Espelhamento, identificação, Jack quer ser Tucker, ou melhor, Jack quer ser como Tucker. Ao saber que o valente oficial da força aérea americana percorre os seus órgãos, ele se sente poderoso, se sente com a força de mil homens. A sua auto-estima sobe quando é constatada a presença de um elemento externo que agora fazendo parte de seu corpo é o responsável por torná-lo imbatível. A voz do piloto funciona como o acionador de uma coragem que antes estava anestesiada. Ela atua como uma consciência que o faz tomar decisões, que o faz seguir em frente. Um triângulo amoroso é formado, para ser como o seu amigo é preciso ter o que ele tem. Jack então assume como o seu principal objeto de desejo a jovem Lydia (Meg Ryan), noiva de Tucker. Quando Jack pretende salvá-la das garras do estranho Cowboy (o segundo personagem bizarro do filme), Tucker altera o seu sistema nervoso deixando-o com raiva, deixando claro que além de atuar como consciência, atua também como verdadeiro piloto, conduzindo como melhor lhe convêm as reações nervosas de seu parceiro. Na verdade, os dois como sendo um só estavam salvando a garota de mais um possível concorrente. Os dois como sendo um só ou os dois como sendo duas partes conflitantes e ao mesmo tempo complementares de uma mesma engrenagem possuíam os mesmos desejos e obedeciam ás mesmas pulsões. Em um momento, Jack se agrediu com um tapa querendo atingir Tucker.
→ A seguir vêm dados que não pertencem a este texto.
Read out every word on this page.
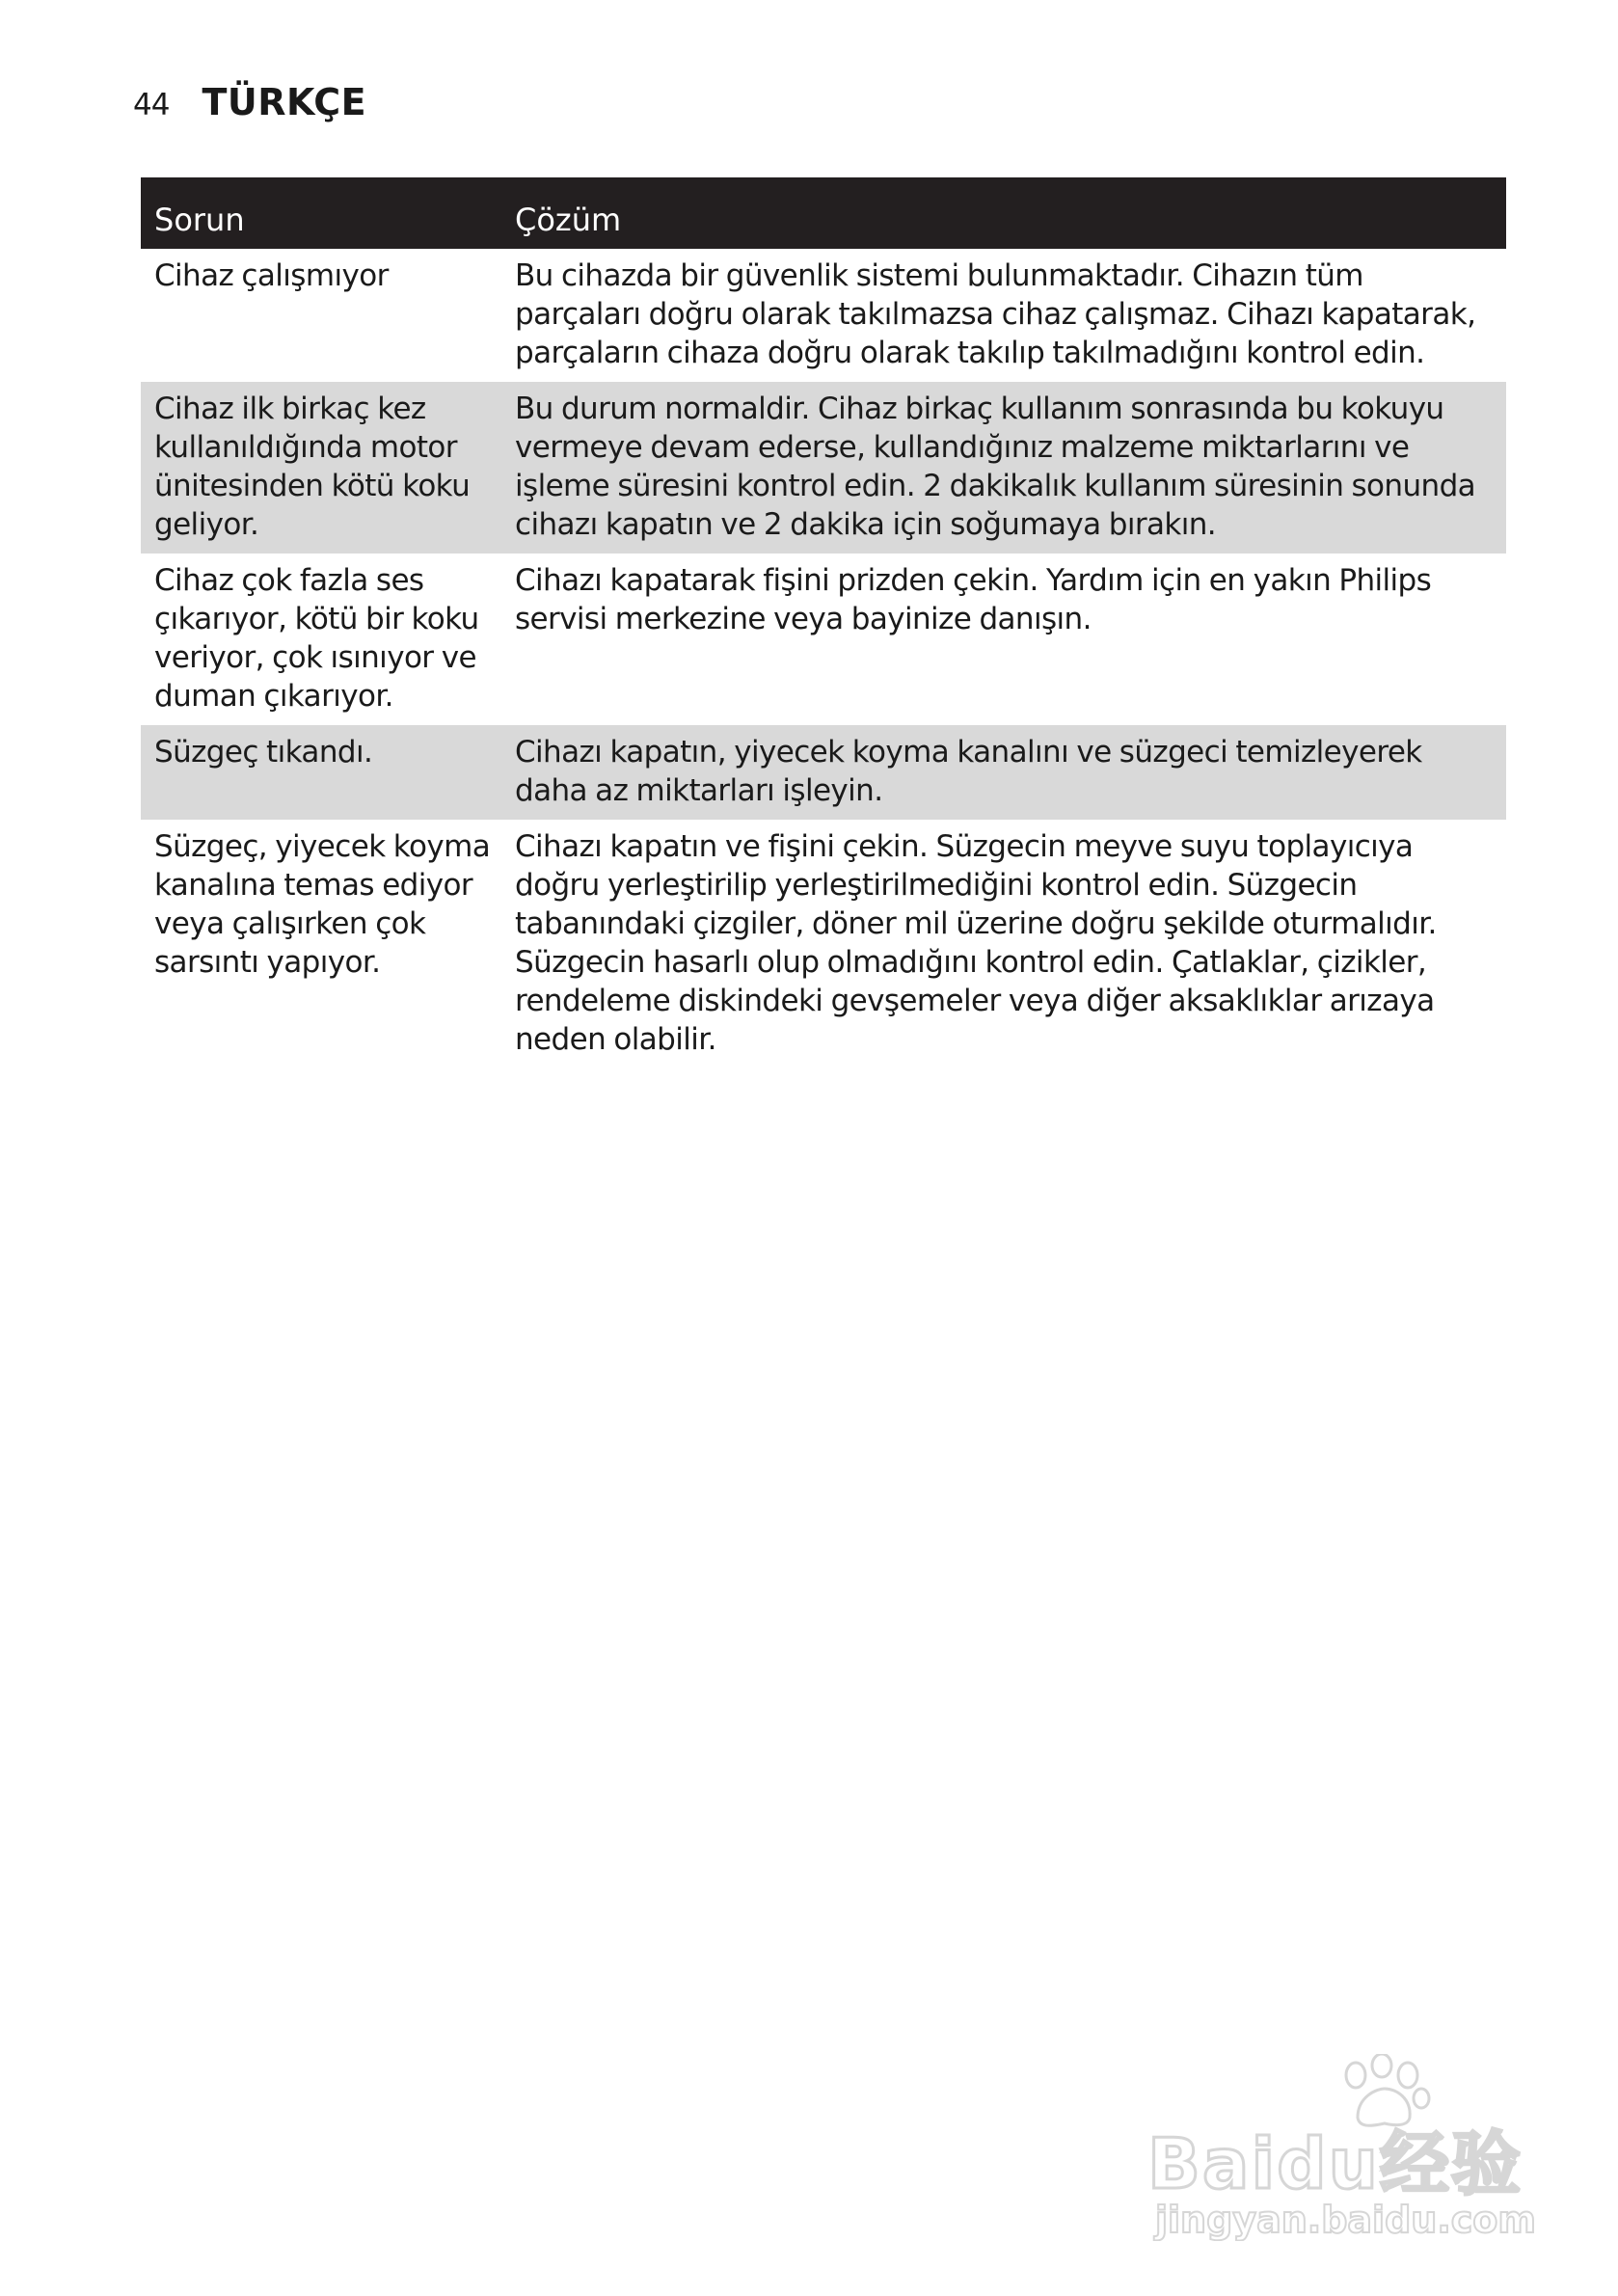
44 TÜRKÇE
Sorun	Çözüm
Cihaz çalışmıyor	Bu cihazda bir güvenlik sistemi bulunmaktadır. Cihazın tüm parçaları doğru olarak takılmazsa cihaz çalışmaz. Cihazı kapatarak, parçaların cihaza doğru olarak takılıp takılmadığını kontrol edin.
Cihaz ilk birkaç kez kullanıldığında motor ünitesinden kötü koku geliyor.	Bu durum normaldir. Cihaz birkaç kullanım sonrasında bu kokuyu vermeye devam ederse, kullandığınız malzeme miktarlarını ve işleme süresini kontrol edin. 2 dakikalık kullanım süresinin sonunda cihazı kapatın ve 2 dakika için soğumaya bırakın.
Cihaz çok fazla ses çıkarıyor, kötü bir koku veriyor, çok ısınıyor ve duman çıkarıyor.	Cihazı kapatarak fişini prizden çekin. Yardım için en yakın Philips servisi merkezine veya bayinize danışın.
Süzgeç tıkandı.	Cihazı kapatın, yiyecek koyma kanalını ve süzgeci temizleyerek daha az miktarları işleyin.
Süzgeç, yiyecek koyma kanalına temas ediyor veya çalışırken çok sarsıntı yapıyor.	Cihazı kapatın ve fişini çekin. Süzgecin meyve suyu toplayıcıya doğru yerleştirilip yerleştirilmediğini kontrol edin. Süzgecin tabanındaki çizgiler, döner mil üzerine doğru şekilde oturmalıdır. Süzgecin hasarlı olup olmadığını kontrol edin. Çatlaklar, çizikler, rendeleme diskindeki gevşemeler veya diğer aksaklıklar arızaya neden olabilir.
Baidu经验
jingyan.baidu.com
Além desses momentos que fazem o filme crescer em nível de interesse, somamos as divertidas seqüências, já no final, em que os cientistas membros da organização são transformados em anãozinhos. O tom de ridículo já esboçado nas aparições do sr. Igoe e do Cowboy ganham aqui um relevo ainda mais especial. Essas cenas onde há um maior grau de comicidade se harmonizam sem causar grandes saltos com as seqüências de ação entremeadas. Fora esses aspectos que fazem de Viagem Insólita uma agradável diversão ainda existe a parte da relação de Dennis Quaid com Meg Ryan, muito mal desenvolvida e totalmente dispensável, o que no seu resultado final, essa parte “açucarada” não causa estrago tão grande.